Il ne s’agit pas, cependant, de décider si le congédiement est justifié ou non au sens du droit du travail, mais plutôt de déterminer selon une appréciation objective de la preuve s’il s’agit d’une inconduite telle que son auteur pouvait normalement prévoir qu’elle serait susceptible de provoquer son congédiementNote de bas de page 11.

[24] Dans l’affaire Lemire, la Cour a conclu qu’il y avait eu inconduite quand un employé affecté à la livraison de denrées alimentaires avait organisé en parallèle la vente de cigarettes à sa clientèle. La Cour a conclu que c’était une inconduite même si l’employeur n’avait pas de politique interdisant de façon explicite une telle conduite.

Une nouvelle affaire valide l’interprétation de la division générale

[25] Dans une décision récente, la Cour fédérale a confirmé cette approche pour évaluer l’inconduite dans le contexte précis de l’obligation de se faire vacciner contre la COVID-19. Comme dans la présente affaire, l’affaire CecchettoNote de bas de page 12portait sur le refus d’un prestataire de se conformer à la politique de son employeur sur la vaccination contre la COVID-19. La Cour fédérale a confirmé la décision de la division d’appel selon laquelle la loi n’autorise pas le Tribunal à régler ces questions :

[traduction]

Malgré les arguments du demandeur, le fait que la division d’appel n’a pas évalué le bien-fondé, la légitimité ou la légalité de la directive no 6 [la politique du gouvernement de l’Ontario sur la vaccination contre la COVID-19] ni rendu de décision à ce sujet ne justifie pas l’annulation de sa décision.
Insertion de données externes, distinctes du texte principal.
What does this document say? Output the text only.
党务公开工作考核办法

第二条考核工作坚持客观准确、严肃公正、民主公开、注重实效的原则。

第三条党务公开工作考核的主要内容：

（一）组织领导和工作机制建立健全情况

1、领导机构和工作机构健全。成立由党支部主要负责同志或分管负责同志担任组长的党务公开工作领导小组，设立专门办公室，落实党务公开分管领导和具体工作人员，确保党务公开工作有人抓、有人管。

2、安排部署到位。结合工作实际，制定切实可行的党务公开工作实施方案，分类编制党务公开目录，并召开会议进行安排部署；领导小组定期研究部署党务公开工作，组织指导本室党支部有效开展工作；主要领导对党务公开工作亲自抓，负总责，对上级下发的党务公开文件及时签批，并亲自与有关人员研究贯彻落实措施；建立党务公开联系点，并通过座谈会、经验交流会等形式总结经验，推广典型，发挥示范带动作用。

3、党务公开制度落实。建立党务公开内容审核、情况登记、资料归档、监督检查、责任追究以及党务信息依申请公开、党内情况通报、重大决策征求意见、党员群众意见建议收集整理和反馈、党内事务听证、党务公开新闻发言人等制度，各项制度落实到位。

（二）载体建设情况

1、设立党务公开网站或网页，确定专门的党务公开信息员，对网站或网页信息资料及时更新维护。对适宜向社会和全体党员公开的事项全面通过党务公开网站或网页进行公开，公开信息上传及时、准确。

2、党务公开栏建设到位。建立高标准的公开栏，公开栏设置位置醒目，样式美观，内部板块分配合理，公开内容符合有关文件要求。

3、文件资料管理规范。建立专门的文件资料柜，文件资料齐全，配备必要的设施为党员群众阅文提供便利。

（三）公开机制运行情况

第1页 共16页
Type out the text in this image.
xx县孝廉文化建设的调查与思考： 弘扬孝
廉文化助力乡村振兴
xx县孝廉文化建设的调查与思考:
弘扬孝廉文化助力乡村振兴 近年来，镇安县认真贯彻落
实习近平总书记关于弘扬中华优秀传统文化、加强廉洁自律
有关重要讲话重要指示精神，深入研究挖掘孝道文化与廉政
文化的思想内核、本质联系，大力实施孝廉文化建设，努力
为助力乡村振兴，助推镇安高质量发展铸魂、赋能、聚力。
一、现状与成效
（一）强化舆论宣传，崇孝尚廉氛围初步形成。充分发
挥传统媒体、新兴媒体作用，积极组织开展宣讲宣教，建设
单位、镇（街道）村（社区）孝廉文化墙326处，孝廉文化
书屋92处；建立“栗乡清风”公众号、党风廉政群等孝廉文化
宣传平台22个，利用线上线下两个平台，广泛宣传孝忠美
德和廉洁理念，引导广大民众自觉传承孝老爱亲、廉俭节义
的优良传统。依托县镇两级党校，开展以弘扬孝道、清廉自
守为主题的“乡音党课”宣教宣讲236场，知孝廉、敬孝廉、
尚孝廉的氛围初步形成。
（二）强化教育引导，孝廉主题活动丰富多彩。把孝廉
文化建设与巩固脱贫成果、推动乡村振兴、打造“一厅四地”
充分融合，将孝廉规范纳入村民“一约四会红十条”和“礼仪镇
Ce genre de conclusion ne relevait ni du mandat ni de la compétence du Tribunal de la sécurité sociale, que ce soit à la division d’appel ou à la division généraleNote de bas de page 13.

[26] La Cour fédérale a convenu qu’en choisissant délibérément de ne pas suivre la politique de vaccination de l’employeur, M. Cecchetto avait perdu son emploi en raison d’une inconduite au sens de la Loi sur l’assurance-emploi. La Cour a précisé que le système juridique offrait d’autres voies par lesquelles le prestataire aurait pu porter plainte pour congédiement injustifié ou atteinte aux droits de la personne.

[27] Dans la présente affaire, tout comme dans l’affaire Cecchetto, les seules questions qui comptent sont : la prestataire a‑t‑elle enfreint la politique de vaccination de son employeuse et, si oui, l’infraction était‑elle délibérée et pouvait‑on prévoir qu’elle soit susceptible d’entraîner sa suspension ou son congédiement? Dans la présente affaire, la division générale a bien fait de répondre « oui » aux deux questions.

Conclusion

[28] Pour les motifs que je viens d’expliquer, je ne suis pas convaincu que le présent appel ait une chance raisonnable de succès. Par conséquent, la permission de faire appel est refusée. Cela met donc un terme à l’appel.